AND and OR conditions

OR conditions

  • Evaluate OR conditions
SELECT * FROM drivers
WHERE (nationality = 'Brazilian') OR (nationality = 'German');

AND conditions

  • Evaluate AND conditions
SELECT * FROM drivers
WHERE (nationality = 'German') AND (driver_id = 3);

Data description

Aggregate

  • To compute aggregate statistics use a statistic function, such as SUM() or AVG()
  • The AS is an alias which assigns a name to the aggregate statistic
SELECT SUM(victories) AS sum_victories,
       COUNT(*) AS num_rows,
       AVG(victories) AS mean_victories,
       MIN(victories) AS min_victories,
       MAX(victories) AS max_victories
FROM drivers;

Sort

  • Use ORDER BY to sort the data
  • Order in ascending order of victories with ASC (DESC for descending)
SELECT driver_name, victories FROM drivers
ORDER BY victories ASC;

Exercise 02

  • List drivers who are either ‘German’ or ‘British’ and have victories greater than 50
  • List all drivers with victories greater than the average victories
    • Hint: you will have to run another SELECT command to get the average victories (a subquery)
    • Aggregate functions are not allowed in the WHERE clause. See the reason why here. More about subqueries here.
    • We will see another way to do this soon (with HAVING)
  • Appendix 02

Groupby + Aggregate

Groupby

  • Use GROUP BY to group data by a column
SELECT nationality,
       SUM(victories) AS sum_victories,
       AVG(victories) AS mean_victories,
       MIN(victories) AS min_victories,
       MAX(victories) AS max_victories
FROM drivers
GROUP BY nationality;

Round

  • Use ROUND() to round the values
  • The first argument is the value to be rounded and the second is the number of decimal places
SELECT nationality,
       SUM(victories) AS sum_victories,
       ROUND(AVG(victories), 1) AS mean_victories,
       MIN(victories) AS min_victories,
       MAX(victories) AS max_victories
FROM drivers
GROUP BY nationality;

Filtering after aggregating with HAVING

  • Use HAVING to filter variables after aggregating
  • This differs from WHERE, which is used to filter variables before aggregating
SELECT nationality,
       SUM(victories) AS sum_victories,
       ROUND(AVG(victories), 1) AS mean_victories,
       MIN(victories) AS min_victories,
       MAX(victories) AS max_victories
FROM drivers
GROUP BY nationality
HAVING SUM(victories) > 50;
  • The command above computes the same table as the previous one
  • Then filters with HAVING

Python vs. SQL

  • Here are some equivalences between Python and SQL commands
SQL Command Pandas Equivalent
SELECT df[['column1', 'column2']]
INSERT INTO df.loc[new_index] = new_row or df = df.append(new_row, ignore_index=True)
WHERE df[df['column'] == value]
GROUP BY df.groupby('column')
HAVING df.groupby('column').filter(lambda x: condition)
ROUND() df['column'].round(decimals)
Aggregate Functions df.groupby('column').agg({'col1': 'sum', 'col2': 'mean', 'col3': 'min', 'col4': 'max'})


-- SQL
SELECT nationality,
       SUM(victories) AS sum_victories
FROM drivers
GROUP BY nationality
HAVING SUM(victories) > 10;
# Python
import pandas as pd

# Group by 'nationality' and calculate 'sum_victories' using agg()
result = (
    drivers.groupby('nationality')
    .agg(sum_victories=('victories', 'sum'))
    .reset_index()
)

# Apply 'HAVING' condition
result = result[result['sum_victories'] > 10]

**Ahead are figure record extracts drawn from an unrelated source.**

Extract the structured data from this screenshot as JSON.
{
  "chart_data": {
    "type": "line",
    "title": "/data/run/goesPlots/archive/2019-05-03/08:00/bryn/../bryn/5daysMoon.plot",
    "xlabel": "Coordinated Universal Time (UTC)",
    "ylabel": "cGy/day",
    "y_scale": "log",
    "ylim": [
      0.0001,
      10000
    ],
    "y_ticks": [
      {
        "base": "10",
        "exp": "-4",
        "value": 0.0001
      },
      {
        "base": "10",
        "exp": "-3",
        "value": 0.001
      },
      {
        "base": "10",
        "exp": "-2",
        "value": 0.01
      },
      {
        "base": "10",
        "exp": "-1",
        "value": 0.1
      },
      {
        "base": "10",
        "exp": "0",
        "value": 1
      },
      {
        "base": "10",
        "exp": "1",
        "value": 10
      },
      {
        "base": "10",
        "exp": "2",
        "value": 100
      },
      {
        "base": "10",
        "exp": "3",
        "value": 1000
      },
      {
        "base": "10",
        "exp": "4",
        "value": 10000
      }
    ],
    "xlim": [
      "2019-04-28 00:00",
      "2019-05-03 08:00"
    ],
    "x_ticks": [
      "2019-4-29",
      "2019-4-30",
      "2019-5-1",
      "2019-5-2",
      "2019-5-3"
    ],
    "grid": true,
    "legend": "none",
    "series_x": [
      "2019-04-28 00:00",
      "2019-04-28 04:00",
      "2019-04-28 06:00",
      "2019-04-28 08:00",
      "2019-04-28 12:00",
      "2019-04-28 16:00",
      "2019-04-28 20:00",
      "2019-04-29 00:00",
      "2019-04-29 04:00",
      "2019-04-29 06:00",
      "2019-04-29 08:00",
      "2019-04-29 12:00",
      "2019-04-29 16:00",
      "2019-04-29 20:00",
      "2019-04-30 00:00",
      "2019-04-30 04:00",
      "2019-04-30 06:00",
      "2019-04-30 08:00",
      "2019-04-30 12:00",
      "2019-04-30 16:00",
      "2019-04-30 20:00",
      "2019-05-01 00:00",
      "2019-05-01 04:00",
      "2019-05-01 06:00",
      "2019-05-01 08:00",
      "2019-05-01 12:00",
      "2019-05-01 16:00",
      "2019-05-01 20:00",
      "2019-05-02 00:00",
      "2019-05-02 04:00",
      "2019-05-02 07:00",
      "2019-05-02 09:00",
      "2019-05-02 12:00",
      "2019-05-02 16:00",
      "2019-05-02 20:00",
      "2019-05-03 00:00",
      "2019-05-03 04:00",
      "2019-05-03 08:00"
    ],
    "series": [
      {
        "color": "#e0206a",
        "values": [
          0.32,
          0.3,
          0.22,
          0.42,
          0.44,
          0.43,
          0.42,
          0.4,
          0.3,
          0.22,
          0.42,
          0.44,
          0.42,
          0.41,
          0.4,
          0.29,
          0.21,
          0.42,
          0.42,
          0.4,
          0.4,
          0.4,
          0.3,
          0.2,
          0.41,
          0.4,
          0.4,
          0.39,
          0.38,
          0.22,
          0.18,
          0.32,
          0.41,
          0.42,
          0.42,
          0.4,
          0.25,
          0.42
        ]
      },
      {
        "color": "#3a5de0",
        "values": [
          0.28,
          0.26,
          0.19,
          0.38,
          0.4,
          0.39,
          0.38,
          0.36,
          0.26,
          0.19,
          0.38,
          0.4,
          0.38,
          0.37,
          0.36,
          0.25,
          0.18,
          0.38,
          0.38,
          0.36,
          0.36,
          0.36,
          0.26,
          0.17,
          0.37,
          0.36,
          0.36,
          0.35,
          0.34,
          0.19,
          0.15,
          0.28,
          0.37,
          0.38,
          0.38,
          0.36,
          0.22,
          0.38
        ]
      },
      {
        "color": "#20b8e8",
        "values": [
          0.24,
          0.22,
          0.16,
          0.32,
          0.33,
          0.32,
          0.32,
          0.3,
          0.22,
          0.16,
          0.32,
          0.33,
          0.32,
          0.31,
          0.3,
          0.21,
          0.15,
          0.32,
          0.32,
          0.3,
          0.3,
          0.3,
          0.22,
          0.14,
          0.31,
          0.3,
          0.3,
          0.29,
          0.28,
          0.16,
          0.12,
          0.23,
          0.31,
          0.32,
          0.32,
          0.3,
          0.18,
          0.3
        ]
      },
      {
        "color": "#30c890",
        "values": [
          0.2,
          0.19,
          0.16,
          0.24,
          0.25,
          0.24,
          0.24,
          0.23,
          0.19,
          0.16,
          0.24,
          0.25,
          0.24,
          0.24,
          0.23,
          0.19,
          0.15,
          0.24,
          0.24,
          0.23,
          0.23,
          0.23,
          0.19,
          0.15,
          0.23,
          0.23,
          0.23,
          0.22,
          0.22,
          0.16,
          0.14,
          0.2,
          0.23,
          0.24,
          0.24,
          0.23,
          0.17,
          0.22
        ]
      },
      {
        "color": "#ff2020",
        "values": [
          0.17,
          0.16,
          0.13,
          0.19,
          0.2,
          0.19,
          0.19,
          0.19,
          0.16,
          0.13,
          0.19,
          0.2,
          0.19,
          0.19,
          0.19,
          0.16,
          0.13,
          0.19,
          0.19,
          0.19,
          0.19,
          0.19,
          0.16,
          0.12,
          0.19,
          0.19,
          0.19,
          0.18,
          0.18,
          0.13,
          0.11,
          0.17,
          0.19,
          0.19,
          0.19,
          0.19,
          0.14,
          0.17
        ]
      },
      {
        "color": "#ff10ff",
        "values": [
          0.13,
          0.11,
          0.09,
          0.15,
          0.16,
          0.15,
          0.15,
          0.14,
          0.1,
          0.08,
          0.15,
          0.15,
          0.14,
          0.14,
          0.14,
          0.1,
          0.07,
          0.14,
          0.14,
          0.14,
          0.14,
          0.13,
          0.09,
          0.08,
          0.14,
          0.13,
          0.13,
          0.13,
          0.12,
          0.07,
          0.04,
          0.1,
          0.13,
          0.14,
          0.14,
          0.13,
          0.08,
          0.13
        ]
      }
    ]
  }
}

Do you want to learn more? 🤓

And that’s it for today! 🚀

See you next time! 😊

Appendix 01

  • Here is the code to create the students table and add the rows
  • You can paste this code into the SQL editor and click on the Execute (▶️) button to run the code
DROP TABLE IF EXISTS students;

CREATE TABLE students(
    student_id int,
    student_name varchar(30),
    major varchar(30),
    gpa float
);

INSERT INTO students VALUES (1, 'John Doe', 'Computer Science', 3.5);

INSERT INTO students VALUES (2, 'Jane Doe', 'Mathematics', 3.8);

SELECT * FROM students;

Appendix 02

  • Here is the code to list drivers who are either ‘German’ or ‘British’ and have victories greater than 50
SELECT driver_name, nationality, victories
FROM drivers
WHERE (nationality = 'German' OR nationality = 'British') AND victories > 50;

SELECT driver_name, victories
FROM drivers
WHERE victories > (SELECT AVG(victories) FROM drivers);